Fashion

Washed Linen in Public

Three years ago, Anavila picked up a fabric deemed unfit for creating sarees and turned it around. We chronicle its journey from art galleries to fashion shows

Nidhi Raj Singh

To see someone pick up our linen sari over a Sabyasachi creation at one of our earlier shows at Mumbai’s Artisans Art Gallery made me feel that we have broken a mould. Linen could now be considered a sari fabric,” says Anavila Misra, the creative director of her eponymously titled label Anavila, which she founded in 2011. Linen gets crushed easily and is a difficult yarn to work with.“To hand weave a sari length fabric out of linen yarn was a nightmare. It still is,” adds Misra. So, she looked for ways to make it easier. Working along with traditional artisans, she treated the yarn to create longer, finer yet unbreakable strands. Later, she added zari and resham too to give some colour to the fabric. Having worked with artisans during her NIFT Delhi days, it wasn’t difficult to convince them. It was, in fact, during her earlier stints with artisans that she thought of starting her own label. Working on a Ministry of Rural Development project, she realised that much can be done with traditional crafts and that designers must do everything in their capacity to put it on a global platform. “I could not think of working for a corporate house after that,” she says.

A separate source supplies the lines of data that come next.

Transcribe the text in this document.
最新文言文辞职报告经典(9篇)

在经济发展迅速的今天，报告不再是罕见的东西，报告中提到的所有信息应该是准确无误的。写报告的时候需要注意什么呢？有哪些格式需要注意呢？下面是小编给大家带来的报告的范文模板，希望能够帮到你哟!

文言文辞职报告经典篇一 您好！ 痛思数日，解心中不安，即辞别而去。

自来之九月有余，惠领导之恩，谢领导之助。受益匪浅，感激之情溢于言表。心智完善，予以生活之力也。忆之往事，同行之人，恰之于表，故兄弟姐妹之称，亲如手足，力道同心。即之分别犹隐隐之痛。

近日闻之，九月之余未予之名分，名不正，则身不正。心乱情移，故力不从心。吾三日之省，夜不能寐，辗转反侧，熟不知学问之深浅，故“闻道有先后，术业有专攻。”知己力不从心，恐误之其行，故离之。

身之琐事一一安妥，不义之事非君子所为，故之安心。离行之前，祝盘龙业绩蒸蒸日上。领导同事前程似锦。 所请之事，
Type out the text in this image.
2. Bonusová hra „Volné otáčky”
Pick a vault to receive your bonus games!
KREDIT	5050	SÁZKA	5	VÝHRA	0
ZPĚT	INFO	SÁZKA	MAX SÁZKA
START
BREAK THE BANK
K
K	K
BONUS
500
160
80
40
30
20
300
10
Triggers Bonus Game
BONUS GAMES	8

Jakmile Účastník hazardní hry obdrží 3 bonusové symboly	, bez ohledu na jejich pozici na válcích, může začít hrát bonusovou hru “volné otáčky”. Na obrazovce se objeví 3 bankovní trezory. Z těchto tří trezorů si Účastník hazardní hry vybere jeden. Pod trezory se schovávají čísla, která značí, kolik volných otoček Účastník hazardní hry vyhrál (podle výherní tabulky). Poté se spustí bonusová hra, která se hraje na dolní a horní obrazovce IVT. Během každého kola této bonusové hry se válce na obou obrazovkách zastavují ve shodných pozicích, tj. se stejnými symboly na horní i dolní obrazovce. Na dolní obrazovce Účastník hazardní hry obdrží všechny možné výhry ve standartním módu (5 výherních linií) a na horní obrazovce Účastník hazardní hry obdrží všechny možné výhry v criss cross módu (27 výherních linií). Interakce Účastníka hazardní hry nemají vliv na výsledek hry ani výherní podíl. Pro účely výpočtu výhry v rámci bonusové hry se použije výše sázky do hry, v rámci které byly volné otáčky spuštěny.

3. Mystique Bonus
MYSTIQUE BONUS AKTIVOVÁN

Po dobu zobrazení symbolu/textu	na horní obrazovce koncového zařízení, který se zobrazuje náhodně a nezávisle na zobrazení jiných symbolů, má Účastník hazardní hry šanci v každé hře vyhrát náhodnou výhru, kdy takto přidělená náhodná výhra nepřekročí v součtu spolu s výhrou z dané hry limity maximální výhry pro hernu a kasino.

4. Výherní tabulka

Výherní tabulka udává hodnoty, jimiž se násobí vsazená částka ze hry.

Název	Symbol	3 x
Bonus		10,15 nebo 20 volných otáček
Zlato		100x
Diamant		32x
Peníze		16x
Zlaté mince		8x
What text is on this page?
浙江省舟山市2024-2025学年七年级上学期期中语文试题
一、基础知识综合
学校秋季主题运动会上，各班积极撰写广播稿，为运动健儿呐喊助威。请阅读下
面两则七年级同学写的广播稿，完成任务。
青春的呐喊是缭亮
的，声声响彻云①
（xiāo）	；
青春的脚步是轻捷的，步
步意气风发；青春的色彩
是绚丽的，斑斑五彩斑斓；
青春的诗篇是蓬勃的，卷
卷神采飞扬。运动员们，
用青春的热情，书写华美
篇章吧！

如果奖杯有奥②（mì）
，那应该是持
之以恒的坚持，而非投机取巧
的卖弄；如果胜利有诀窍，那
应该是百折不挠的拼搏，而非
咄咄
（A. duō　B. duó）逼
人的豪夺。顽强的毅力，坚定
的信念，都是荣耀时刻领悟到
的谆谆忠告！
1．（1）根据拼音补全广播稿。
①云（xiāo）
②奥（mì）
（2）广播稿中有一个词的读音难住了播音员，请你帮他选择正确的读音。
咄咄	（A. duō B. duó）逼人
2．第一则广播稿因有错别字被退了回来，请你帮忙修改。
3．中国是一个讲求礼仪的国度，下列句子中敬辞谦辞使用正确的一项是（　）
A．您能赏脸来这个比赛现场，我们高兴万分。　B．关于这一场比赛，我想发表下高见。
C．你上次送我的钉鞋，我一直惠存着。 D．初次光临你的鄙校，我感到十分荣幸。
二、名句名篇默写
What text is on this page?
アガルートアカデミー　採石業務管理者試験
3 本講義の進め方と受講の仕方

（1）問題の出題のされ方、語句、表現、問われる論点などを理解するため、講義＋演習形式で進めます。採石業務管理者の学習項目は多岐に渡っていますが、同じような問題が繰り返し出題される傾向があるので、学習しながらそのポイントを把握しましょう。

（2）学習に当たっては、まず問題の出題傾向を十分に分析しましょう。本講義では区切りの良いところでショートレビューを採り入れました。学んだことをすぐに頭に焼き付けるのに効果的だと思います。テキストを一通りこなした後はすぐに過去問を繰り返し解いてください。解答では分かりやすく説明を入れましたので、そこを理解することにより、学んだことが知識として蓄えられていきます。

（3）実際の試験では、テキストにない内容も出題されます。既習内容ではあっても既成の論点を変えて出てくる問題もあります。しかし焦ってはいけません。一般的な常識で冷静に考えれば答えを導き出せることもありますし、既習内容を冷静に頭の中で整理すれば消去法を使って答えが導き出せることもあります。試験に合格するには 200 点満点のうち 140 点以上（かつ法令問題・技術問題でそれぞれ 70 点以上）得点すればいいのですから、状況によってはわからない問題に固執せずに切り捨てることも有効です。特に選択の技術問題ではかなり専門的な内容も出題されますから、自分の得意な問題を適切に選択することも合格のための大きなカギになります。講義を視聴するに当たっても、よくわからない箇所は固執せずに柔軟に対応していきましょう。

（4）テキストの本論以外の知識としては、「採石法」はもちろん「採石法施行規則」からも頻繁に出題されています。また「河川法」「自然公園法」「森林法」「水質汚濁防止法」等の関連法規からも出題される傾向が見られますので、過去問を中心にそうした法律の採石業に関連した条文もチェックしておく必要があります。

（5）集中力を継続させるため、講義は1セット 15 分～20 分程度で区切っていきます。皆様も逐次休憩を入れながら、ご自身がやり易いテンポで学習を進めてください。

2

Today, she works with 90 weavers from across India and 12 women artisans from Jharkhand, giving a platform to their craft. This year, she took their creation to the ramp when she showcased at Lakme Fashion Week Winter/Festive show in Mumbai. The collection—Secret Life of the Forest—created in collaboration with artisans from Jharkhand was inspired by foliage and mysterious creatures of forests. Konkona Sen Sharmawas the showstopper. Keeping hand-woven linen as the basic fabric choice, she used jamdani weaves, batik, sujani, khatwa and block printing for saris in neutral colours such as ecru, burnt rose, black, indigo, white, sap green and ochre. Misra features women artisans (posing in her creations) in her photo shoots. Celebrity endorsements, according to her, are also a way of communicating with customers. “We, as customers, are subconsciously driven by our role models and celebrities,” she says. Actors like Kajol, Vidya Balan and Rani Mukherjee have been spotted in Anavila sarees in subtle colours and nature-inspired patterns.

Nature, in fact, has been the central theme for two major collections and four smaller collections that come out every year. She works outs colour palette, patterns and prints along with her team of six designers. The samples are then sent to looms in tribal clusters where weavers create fabrics. The pieces are finished at a studio workshop in Mumbai and are priced between Rs 12,000 and Rs 32,000. “We’re working on collections in a lower price bracket,” Misra points out. She’s also working on a summer collection under the popular Mohenjo-Daro range which will be launched in 2015 at all ten stores that she retails from that include Ogaan and en Inde in Delhi, Amethyst in Chennai, Raintree, Cinnamon, Collage and Basava Ambara in Bangalore, and Bombay Electric and Bungalow 8 in Mumbai.